Apagado
“No siento nada”, le dijo a Gilles Marcusó, el capitán de su equipo de rugby, quien inmediatamente pidió que paren el partido. No sintió cuando le sacaron los botines, no sintió cuando lo tocaban, tampoco sintió cuando los bomberos lo inmovilizaron y lo sujetaron a la camilla. No sintió cuando viajaba en ambulancia hacia Toulouse, la ciudad que eligió por Gardel para ser internado. Ignacio Martín Rizzi no sintió nada.
Era domingo 7 de octubre y era 1990 en la comuna de Saint-Ceré, del sur de Francia. Era otoño en la región de Mediodía-Pirineos y, por lo general, en esa época del año el aire era seco y los días soleados, como una prolongación del verano. Pero esa tarde diluviaba y la cancha estaba muy embarrada. Era el primer partido de pretemporada entre Saint-Ceré y Villeneuve Sur Lot.

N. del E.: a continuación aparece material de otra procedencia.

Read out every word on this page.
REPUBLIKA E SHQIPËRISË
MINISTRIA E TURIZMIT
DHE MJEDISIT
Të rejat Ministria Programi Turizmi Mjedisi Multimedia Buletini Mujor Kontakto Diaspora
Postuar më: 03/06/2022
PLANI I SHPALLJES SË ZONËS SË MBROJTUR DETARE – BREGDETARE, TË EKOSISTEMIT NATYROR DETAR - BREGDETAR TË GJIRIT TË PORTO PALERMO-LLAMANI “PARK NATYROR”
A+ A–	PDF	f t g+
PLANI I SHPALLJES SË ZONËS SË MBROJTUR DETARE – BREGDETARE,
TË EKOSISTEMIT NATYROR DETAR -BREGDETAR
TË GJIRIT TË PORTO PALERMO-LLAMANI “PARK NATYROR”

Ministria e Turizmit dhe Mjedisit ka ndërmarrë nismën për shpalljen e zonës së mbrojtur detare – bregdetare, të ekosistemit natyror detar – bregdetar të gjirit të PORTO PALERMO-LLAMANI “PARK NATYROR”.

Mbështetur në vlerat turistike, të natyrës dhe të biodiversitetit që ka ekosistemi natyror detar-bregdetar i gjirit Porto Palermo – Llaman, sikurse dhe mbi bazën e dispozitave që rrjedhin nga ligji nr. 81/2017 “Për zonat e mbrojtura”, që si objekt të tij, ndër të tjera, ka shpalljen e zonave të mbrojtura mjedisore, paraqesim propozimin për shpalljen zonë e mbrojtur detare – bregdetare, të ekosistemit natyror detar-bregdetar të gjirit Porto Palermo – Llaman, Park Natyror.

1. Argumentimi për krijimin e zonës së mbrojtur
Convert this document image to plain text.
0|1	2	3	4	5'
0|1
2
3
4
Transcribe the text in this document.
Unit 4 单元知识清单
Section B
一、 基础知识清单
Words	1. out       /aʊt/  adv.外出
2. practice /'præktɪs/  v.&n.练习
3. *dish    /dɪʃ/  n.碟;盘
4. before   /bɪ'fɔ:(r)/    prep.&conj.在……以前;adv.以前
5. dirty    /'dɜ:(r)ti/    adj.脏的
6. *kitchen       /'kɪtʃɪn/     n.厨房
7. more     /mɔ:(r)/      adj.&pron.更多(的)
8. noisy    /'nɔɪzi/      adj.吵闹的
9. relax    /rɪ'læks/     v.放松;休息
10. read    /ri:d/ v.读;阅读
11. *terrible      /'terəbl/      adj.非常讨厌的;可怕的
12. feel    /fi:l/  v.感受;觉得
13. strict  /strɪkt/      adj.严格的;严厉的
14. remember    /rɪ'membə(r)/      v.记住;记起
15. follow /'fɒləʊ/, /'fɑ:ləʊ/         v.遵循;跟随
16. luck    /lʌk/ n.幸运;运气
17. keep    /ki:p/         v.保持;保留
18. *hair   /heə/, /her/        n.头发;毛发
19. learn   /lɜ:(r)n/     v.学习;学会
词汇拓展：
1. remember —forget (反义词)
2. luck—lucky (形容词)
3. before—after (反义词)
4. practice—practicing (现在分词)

Los músculos aún estaban endurecidos por la inactividad y el cuerpo no había recibido, aún, una buena cuota de golpes y empujones. Faltaban unos minutos para que terminara el primer tiempo. Un compañero le dio un pase que quedó corto, la pelota cayó al piso y él se tiró hacia adelante para levantarla. Cuando lo hizo, lo tacklearon y su cuerpo fue hacia atrás. Mientras caía, un compañero de su equipo lo empujó con mucha fuerza nuevamente hacia adelante y su cuello se sacudió bruscamente. En el piso sintió una pequeña descarga eléctrica, tembló unos segundos y nada más. No hubo dolor. Sí, incertidumbre. Sí, miedo. Una sensación extraña. Una sensación de mierda. El cuerpo muerto, como si lo hubieran desconectado.